Cash, Johnny – American V: A Hundred Highways

Acquista: Data di Uscita: Etichetta: Sito: Voto: (da 1 a 5)

Eccoci dunque alla fine, stavolta per davvero. Johnny Cash ci ha lasciati in un ormai lontano, ma non troppo, 12 settembre 2003, ma la sua musica da allora è più viva che mai, sarà per il fatto che spesso l’uomo capisce col senno di poi o ha bisogno di una scossa per capire, o forse più semplicemente perché negli ultimi anni di vita l’uomo in nero ha tirato fuori il meglio di sé conquistando nuovi e vecchi estimatori con la serie American Recordings prodotta da Rick Rubin con stupore di mezzo mondo metal, o forse anche più.
In mezzo c’è stato un cofanetto a dir poco sublime, raccolte più o meno utili, DVD e ristampe e anche un acclamato film biografico, materiale in gran parte di valore bisogna ammetterlo, fatto sta che ci è toccato bramare per ben tre anni questo ultimo capitolo dei Recordings. Stavolta il sipario cala definitivamente con questi dodici brani, perlopiù cover di artisti più o meno noti, nulla di diverso rispetto agli altri Recordings, se non il fatto che il suo impatto è ancor più toccante.
No, non è la solita frase fatta né tantomeno un’esaltazione accalorata di uno che Cash lo adora, quanto piuttosto la constatazione che “American V” è un capolavoro in tutto e per tutto, un album sofferto e struggente che riflette in sé tutta la vita di un artista che per la musica si è messo totalmente in gioco amando, odiando, finendo in gattabuia, assumendo un’aria burbera e leggendaria da cavaliere nero armato di sola chitarra e voce, con le quali sempre è riuscito a far breccia nei suoi ascoltatori.
Volendo entrare nei dettagli, in American V possiamo apprezzare nuovamente struggenti brani/preghiera come la reinterpretazione di “Help me” di Larry Gatlin, ballate da ramingo solitario quali la Springsteeniana “Further on up the road” – un’interpretazione che fa quasi sembrare il Boss un pivello, e scusate la franchezza – o come “On the Evening Train” di Hank Williams, semplicemente un brano senza tempo.
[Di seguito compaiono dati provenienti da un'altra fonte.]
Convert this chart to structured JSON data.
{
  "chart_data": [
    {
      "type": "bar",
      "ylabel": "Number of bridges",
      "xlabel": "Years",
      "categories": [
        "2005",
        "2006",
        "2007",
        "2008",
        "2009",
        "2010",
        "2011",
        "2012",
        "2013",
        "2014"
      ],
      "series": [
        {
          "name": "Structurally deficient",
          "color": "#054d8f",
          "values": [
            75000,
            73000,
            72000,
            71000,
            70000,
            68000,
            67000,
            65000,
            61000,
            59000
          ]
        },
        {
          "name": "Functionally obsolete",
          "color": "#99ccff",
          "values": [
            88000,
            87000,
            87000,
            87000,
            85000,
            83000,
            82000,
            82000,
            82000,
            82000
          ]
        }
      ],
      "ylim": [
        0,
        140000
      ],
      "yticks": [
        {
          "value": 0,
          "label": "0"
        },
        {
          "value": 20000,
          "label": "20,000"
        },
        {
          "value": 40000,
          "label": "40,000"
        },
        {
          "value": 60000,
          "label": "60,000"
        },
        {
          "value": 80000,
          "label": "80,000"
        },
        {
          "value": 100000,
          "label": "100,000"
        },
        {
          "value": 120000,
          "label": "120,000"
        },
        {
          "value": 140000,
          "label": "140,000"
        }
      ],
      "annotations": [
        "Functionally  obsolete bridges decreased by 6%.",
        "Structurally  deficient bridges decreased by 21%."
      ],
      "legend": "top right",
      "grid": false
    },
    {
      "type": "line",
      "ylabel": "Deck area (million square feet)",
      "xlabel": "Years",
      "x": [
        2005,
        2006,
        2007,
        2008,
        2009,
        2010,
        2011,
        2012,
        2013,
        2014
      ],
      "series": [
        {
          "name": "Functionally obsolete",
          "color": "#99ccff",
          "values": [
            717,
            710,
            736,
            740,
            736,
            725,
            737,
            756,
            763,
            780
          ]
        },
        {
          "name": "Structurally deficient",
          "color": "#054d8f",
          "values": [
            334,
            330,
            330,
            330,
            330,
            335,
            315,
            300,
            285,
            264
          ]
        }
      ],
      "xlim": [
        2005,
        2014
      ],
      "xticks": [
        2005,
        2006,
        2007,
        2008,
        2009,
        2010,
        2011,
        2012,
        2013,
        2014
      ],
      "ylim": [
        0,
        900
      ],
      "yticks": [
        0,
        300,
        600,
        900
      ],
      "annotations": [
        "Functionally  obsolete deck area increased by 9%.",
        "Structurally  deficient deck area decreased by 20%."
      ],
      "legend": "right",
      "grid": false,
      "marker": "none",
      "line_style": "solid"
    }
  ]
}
Ma in fondo è inutile cercare di vivisezionare ogni brano in cerca del classico pelo nell’uovo, Johnny ci lascia in bellezza con un ultimo disco assolutamente ineccepibile sotto ogni aspetto.
American V è la centesima e ultima highway, un album postumo toccante e – cosa assai rara in questi casi – sincero in ogni sua nota, un disco con il quale il viaggio giunge al capolinea, un album fatto di brani terribilmente intensi che sembrano esser stati lasciati maturare per essere tirati fuori al momento più propizio, per il miglior gran finale possibile.
Sì, questa è la fine di uno dei più bei film della storia della musica, un addio sofferto che tuttavia è allo stesso un appassionato “grazie” rivolto a un uomo che alla musica ha dato tutto sé stesso, altro da dire non c’è. Fa male sapere che non sei più con noi, ma la tua musica vivrà per sempre. Grazie di tutto, uomo in nero, ancora una volta sei stato grande.